As aerospace, nuclear engineering, and other high-technology industries continue to advance, the demands for material properties have grown more stringent. Strengthened via the intrinsic thermally stable element tungsten (W) with the ductile γ phase, tungsten heavy alloys (WHAs) have emerged as critical materials for extreme service conditions in multiple fields due to their high density, outstanding strength, radiation resistance, and excellent high-temperature performance. However, their application is limited by certain drawbacks such as high temperature/irradiation conditions, interfacial weakening and room-temperature brittleness.
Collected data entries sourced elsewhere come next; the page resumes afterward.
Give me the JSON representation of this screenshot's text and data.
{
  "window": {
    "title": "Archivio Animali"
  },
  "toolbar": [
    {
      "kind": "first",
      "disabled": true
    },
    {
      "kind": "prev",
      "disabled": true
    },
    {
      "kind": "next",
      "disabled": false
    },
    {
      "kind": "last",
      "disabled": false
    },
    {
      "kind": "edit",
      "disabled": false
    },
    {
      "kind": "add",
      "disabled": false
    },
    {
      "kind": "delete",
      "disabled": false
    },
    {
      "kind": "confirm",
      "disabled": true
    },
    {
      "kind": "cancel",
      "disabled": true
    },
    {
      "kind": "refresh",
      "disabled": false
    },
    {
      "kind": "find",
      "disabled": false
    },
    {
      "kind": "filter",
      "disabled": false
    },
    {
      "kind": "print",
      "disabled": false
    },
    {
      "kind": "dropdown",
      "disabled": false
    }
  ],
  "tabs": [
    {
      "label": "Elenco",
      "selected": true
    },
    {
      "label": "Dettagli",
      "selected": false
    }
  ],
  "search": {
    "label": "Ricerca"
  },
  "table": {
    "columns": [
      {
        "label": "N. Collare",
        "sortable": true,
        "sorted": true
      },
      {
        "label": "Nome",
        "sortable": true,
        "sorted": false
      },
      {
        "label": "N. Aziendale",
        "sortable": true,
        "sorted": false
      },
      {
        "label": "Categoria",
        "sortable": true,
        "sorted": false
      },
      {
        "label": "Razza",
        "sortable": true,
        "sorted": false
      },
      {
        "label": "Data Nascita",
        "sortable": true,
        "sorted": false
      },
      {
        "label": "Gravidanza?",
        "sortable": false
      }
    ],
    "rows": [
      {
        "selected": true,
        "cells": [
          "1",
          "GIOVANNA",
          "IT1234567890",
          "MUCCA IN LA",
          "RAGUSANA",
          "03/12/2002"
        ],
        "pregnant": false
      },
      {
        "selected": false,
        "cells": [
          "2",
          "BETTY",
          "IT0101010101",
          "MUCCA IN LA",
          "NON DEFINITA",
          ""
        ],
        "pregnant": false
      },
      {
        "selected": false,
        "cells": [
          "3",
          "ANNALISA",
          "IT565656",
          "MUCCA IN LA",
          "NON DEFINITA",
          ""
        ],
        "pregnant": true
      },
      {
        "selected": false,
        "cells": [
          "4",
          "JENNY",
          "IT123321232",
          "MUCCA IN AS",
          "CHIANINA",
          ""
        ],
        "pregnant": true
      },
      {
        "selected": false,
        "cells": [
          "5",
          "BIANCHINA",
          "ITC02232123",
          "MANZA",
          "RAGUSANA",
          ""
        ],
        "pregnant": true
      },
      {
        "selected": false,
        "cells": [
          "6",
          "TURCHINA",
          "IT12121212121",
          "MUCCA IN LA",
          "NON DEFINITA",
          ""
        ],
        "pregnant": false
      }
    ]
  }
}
This study investigates the effect of annealing on the microstructural evolution and hardness behaviour of W-Ni-Fe and W-Ni-Cu alloys through the Vickers hardness tests, crystal structure, morphology and elemental distribution analysis. The W-Ni-Fe and W-Ni-Cu alloys exhibit remarkable hardness stability during annealing, with less affected by temperature, confirming the excellent thermal stability. W-Ni-Fe alloys exhibit softening phenomena during high-temperature annealing, while the W-Ni-Cu alloys demonstrate enhanced hardness through annealing. This discrepancy is originally caused by the differences in the diffusion behaviour of the two binder phases (NiFe/NiCu) at elevated temperatures and their distinct interfacial interaction mechanisms with the W matrix.